Comment as-tu croisé la route de Tom Graffin et Jérôme Ropert qui signent le scénario d’Ange Leca, ton dernier album qui vient de paraître sur les étals ?
C’est Hervé Richez (directeur de la collection Grand Ange chez Bamboo) qui m’a envoyé le scénario de Tom et Jérôme. C’est d’ailleurs le premier qu’il m’ait proposé. J’ai immédiatement accroché ! L’époque (une autre de mes passions…), les personnages, le côté sombre du polar ; j’ai su que cet univers été fait pour moi. Après un test sur les personnages qui s’est révélé très positif, j’ai pu faire connaissance. Aujourd’hui, après une collaboration des plus réussies et un album terminé, je dirais qu’une amitié est nait. On forme une très bonne équipe et nos compétences sont très largement complémentaires. On chérit d’ailleurs l’idée de se lancer pleinement dans la suite des aventures de notre héros !

Ange Leca, planche 15, éclairage © Bamboo / Lepointe / Graffin / RopertQu’est-ce qui t’a attiré dans ce polar tourmenté qui nous plonge dans les eaux troubles de la Belle Epoque ?
Je n’en ai pas encore parlé mais j’ai aussi une autre passion, comment dire, débordante. Depuis l’âge de 9 ans et une visite à Verdun, je me suis passionné pour la première guerre mondiale. Puis en grandissant, j’ai ouvert le spectre et c’est plus largement l’histoire qui m’intéresse et en particulier cette période qui va du second Empire jusqu’à la deuxième guerre mondiale. La Belle Epoque s’inscrit pleinement dans ce cadre. Le contexte d’Ange Leca représentait donc une aubaine pour moi. Et puis l’idée de dessiner Paris, recouvert par les eaux… C’était assez séduisant.

Pour les personnages, c’est drôle, puisque Tom et Jérôme n’y avait pas forcément pensé, mais pour moi, tout de suite, Ange Leca a représenté l’anti Tintin. L’idée du chien semblait géniale aussi. J’ai immédiatement vu Johnny Depp, un de mes acteurs préférés. Et puis Emma… cette femme fatale et magnifique, à elle seule représentative de toute une époque, j’ai été emporté !
L’idée du polar me ravissait également en ayant en tête, pour moi, d’un bout à l’autre de la réalisation, cette opposition prégnante entre la beauté du corps féminin et toute l’horreur de ce même corps découpé et martyrisé.

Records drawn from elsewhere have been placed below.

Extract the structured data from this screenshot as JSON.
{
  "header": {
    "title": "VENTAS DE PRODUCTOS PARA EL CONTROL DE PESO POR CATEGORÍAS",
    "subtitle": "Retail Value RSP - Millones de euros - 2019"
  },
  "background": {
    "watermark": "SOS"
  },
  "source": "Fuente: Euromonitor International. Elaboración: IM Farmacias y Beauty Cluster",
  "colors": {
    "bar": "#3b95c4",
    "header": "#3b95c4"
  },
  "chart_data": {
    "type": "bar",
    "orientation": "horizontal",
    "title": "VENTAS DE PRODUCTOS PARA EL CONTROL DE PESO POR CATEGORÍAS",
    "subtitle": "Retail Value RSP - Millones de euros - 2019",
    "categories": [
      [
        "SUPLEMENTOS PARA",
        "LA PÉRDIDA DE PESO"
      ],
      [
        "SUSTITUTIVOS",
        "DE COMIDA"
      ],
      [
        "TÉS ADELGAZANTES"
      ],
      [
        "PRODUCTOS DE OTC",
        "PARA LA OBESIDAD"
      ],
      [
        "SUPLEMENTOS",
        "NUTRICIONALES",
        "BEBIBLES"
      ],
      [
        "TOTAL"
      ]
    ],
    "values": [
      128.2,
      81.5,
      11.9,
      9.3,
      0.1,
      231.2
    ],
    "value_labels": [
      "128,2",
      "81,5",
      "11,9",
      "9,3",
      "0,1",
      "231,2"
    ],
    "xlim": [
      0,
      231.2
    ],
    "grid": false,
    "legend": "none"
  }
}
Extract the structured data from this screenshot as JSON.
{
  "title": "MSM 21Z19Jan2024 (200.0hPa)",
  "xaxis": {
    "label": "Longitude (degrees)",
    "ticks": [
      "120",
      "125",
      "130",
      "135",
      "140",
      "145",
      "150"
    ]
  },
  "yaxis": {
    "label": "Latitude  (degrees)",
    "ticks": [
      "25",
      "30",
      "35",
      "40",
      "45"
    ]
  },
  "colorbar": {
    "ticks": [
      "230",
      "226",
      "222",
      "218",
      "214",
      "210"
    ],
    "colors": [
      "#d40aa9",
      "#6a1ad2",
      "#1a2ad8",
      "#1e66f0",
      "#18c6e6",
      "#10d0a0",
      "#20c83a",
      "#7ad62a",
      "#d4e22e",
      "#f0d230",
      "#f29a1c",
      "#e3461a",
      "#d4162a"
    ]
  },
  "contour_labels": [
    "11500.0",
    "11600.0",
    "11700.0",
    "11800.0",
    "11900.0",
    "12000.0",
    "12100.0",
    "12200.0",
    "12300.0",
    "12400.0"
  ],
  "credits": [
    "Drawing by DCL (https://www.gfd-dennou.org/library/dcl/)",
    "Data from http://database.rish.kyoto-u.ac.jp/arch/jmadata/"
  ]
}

Ange Leca, Paris, recherche de personnage : Octave © Victor LepointePourquoi Paris sous les eaux est-il si fascinant à dessiner ?
Je n’ai pas vérifié, mais je ne pense pas me tromper en disant que cette crue (du siècle…) a été le premier événement à être autant photographié (pour la presse j’entends). Le fait que la capitale se retrouve ainsi noyée, la faisant ressembler à Venise puisqu’on ne pouvait circuler à certains endroits qu’en canot ou en barque, a dû apparaitre comme un événement considérable à l’époque. Donc l’avantage pour un dessinateur, c’est qu’il reste ces photos, nombreuses. Tout l’intérêt pour moi a été de décrypter ces images (en noir et blanc) pour leur donner vie et y plonger le lecteur. Il faut imaginer que l’eau devait être noire, ça devait sentir affreusement mauvais et tout ça en plein hiver ! Une ambiance apocalyptique et pourtant sur les photos, on voit plutôt des gens souriants, s’amusant de la situation (surtout contents, il faut le dire, d’être pris en photo pour la première fois). Une ambiance à la fois sombre et romantique ; une aubaine pour un polar et pour le dessinateur (et coloriste) que je suis. Les belles avenues parisiennes les pieds dans l’eau ; ça a de la gueule, non ?!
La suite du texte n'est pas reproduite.